Surprise from a reader (and I agree) - a figure from a Danny Westneat column.
Did this surprise anyone else? 2370 kids, about 5% of all of the students in Seattle Public Schools, are homeless? I had no idea it was that many.
From the Week in Geek: The physics of the Winter Olympics. Good piece to show to the kids as you watch some amazing athletes in action. (Those kids on the snowboards give me a heart attack.)
Heads up on a coming trend in politics - more "school choice" meaning more charters and now the push for vouchers. This from Non-Profit Quarterly.
Most candidates for major local or state positions, particularly
governor, scurry to charter schools to be seen as supportive of these
vanguards of the school choice movement.
Among Republican candidates for office, the message of charter school
advocacy seems to be designed to resonate with voters frustrated with
the purported inadequate performance of traditional public schools, even
if the candidates have little or nothing to propose for the vast
majority of pupils, like the 96 percent of public school pupils in
Texas, who do not attend charter schools.

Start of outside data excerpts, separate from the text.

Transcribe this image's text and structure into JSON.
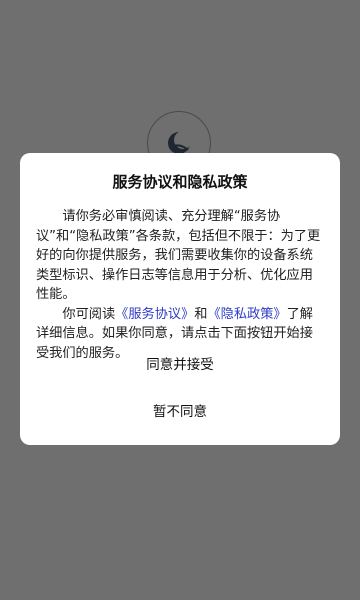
{
  "dialog": {
    "title": "服务协议和隐私政策",
    "paragraph1": "请你务必审慎阅读、充分理解“服务协议”和“隐私政策”各条款，包括但不限于：为了更好的向你提供服务，我们需要收集你的设备系统类型标识、操作日志等信息用于分析、优化应用性能。",
    "paragraph2_prefix": "你可阅读",
    "service_link": "《服务协议》",
    "and_text": "和",
    "privacy_link": "《隐私政策》",
    "paragraph2_suffix": "了解详细信息。如果你同意，请点击下面按钮开始接受我们的服务。",
    "agree_label": "同意并接受",
    "disagree_label": "暂不同意"
  },
  "colors": {
    "overlay": "#6f6f6f",
    "link": "#2f3cc7"
  },
  "icons": {
    "app_logo": "app-logo-icon"
  }
}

In Maine, Republican Governor Paul LePage talks about charter schools as
though they, along with private schools, were completely separate from
the public schools, even though charters operate under public school
“Talking about helping poor minority children softens the GOP’s image
and lets candidates offer a positive vision instead of forever going on
the attack,” explains Politico’s Stephanie Simon. “And unlike
immigration reform, school choice is politically safe; there’s no chance
of blowback from the Tea Party.” Republicans particularly see this as a
strategy to appeal to Latinos, where they think they can make inroads.
Good article from Publicola on the city government discussion around pre-K and city funding. There are about 12,000 3 and 4 year olds with about two-thirds in preschool (that last number seemed high to me so good to hear).

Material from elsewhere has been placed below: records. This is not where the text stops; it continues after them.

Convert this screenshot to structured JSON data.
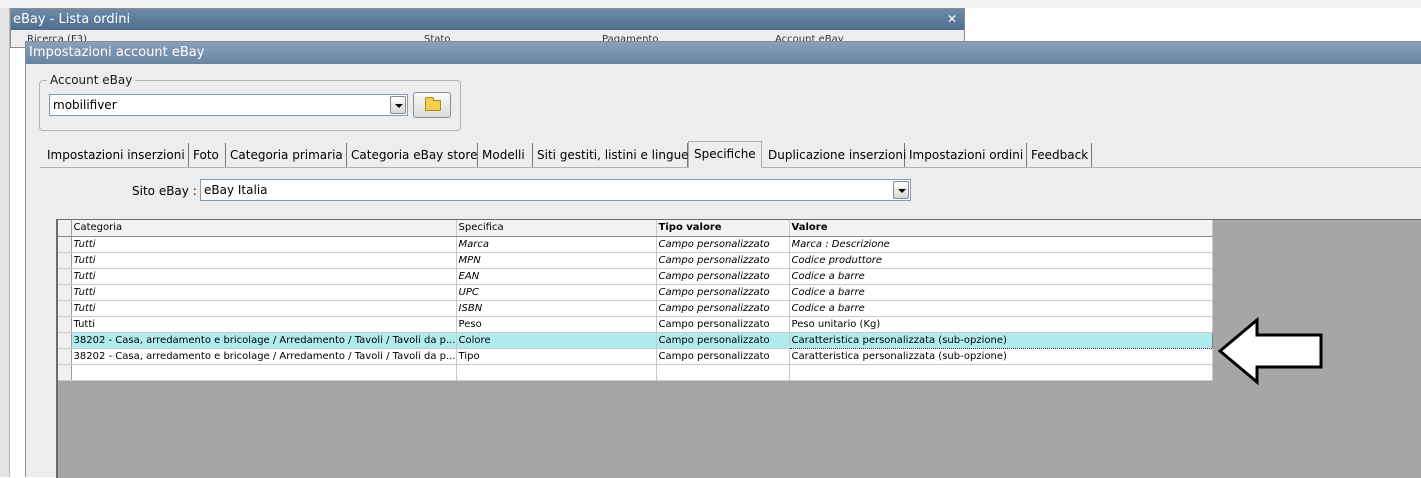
{
  "background_window": {
    "title": "eBay - Lista ordini",
    "close_glyph": "✕",
    "headers": [
      "Ricerca (F3)",
      "Stato",
      "Pagamento",
      "Account eBay"
    ]
  },
  "dialog": {
    "title": "Impostazioni account eBay",
    "account": {
      "legend": "Account eBay",
      "selected": "mobilifiver"
    },
    "tabs": [
      {
        "label": "Impostazioni inserzioni"
      },
      {
        "label": "Foto"
      },
      {
        "label": "Categoria primaria"
      },
      {
        "label": "Categoria eBay store"
      },
      {
        "label": "Modelli"
      },
      {
        "label": "Siti gestiti, listini e lingue"
      },
      {
        "label": "Specifiche",
        "active": true
      },
      {
        "label": "Duplicazione inserzioni"
      },
      {
        "label": "Impostazioni ordini"
      },
      {
        "label": "Feedback"
      }
    ],
    "site": {
      "label": "Sito eBay :",
      "selected": "eBay Italia"
    },
    "grid": {
      "columns": [
        "Categoria",
        "Specifica",
        "Tipo valore",
        "Valore"
      ],
      "rows": [
        {
          "categoria": "Tutti",
          "specifica": "Marca",
          "tipo": "Campo personalizzato",
          "valore": "Marca : Descrizione"
        },
        {
          "categoria": "Tutti",
          "specifica": "MPN",
          "tipo": "Campo personalizzato",
          "valore": "Codice produttore"
        },
        {
          "categoria": "Tutti",
          "specifica": "EAN",
          "tipo": "Campo personalizzato",
          "valore": "Codice a barre"
        },
        {
          "categoria": "Tutti",
          "specifica": "UPC",
          "tipo": "Campo personalizzato",
          "valore": "Codice a barre"
        },
        {
          "categoria": "Tutti",
          "specifica": "ISBN",
          "tipo": "Campo personalizzato",
          "valore": "Codice a barre"
        },
        {
          "categoria": "Tutti",
          "specifica": "Peso",
          "tipo": "Campo personalizzato",
          "valore": "Peso unitario (Kg)"
        },
        {
          "categoria": "38202 - Casa, arredamento e bricolage / Arredamento / Tavoli / Tavoli da p...",
          "specifica": "Colore",
          "tipo": "Campo personalizzato",
          "valore": "Caratteristica personalizzata (sub-opzione)"
        },
        {
          "categoria": "38202 - Casa, arredamento e bricolage / Arredamento / Tavoli / Tavoli da p...",
          "specifica": "Tipo",
          "tipo": "Campo personalizzato",
          "valore": "Caratteristica personalizzata (sub-opzione)"
        },
        {
          "categoria": "",
          "specifica": "",
          "tipo": "",
          "valore": ""
        }
      ]
    }
  },
  "colors": {
    "selected_row": "#b0ecee",
    "grid_background": "#a6a6a6",
    "titlebar": "#6684a2"
  },
  "icons": [
    "close-icon",
    "dropdown-arrow-icon",
    "folder-icon",
    "left-arrow-annotation-icon"
  ]
}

In terrible news, a Florida child with massive disabilities that I previously reported on who was being forced to take state tests, has died. Ethan Rediske was 11 and had brain damage and cerebral palsy. Up until his death early this week, his mother had to fill out forms to the school to state that "he was not in any condition to take a state-mandated test. Another child, with only a brain stem, was also being asked to take state tests despite being blind (and the test had pictures as answer choices). Disgusting.
And a story from PoliticoPro on Mr. Gates Goes to Washington.
Gates and his staff at the foundation “have assembled an agenda and a
mechanism to achieve their objectives, plain and simple,” said Scott
Thomas, dean of the education school at Claremont Graduate University.
They’ve shown, Thomas said, that “you can leverage foundation
resources to really affect federal and state policy — and the funding
that comes along with that.”
In K-12 education, Gates gets substantial credit — or in some quarters,
blame — for the explosion in charter schools, which are publicly funded
but privately managed. He’s transformed the way educators are evaluated,
putting much more emphasis on student test scores as a measure of
effective teaching. And he’s a driving force behind the Common Core
academic standards, which push students to read more non-fiction and
spend more time on fewer topics in math.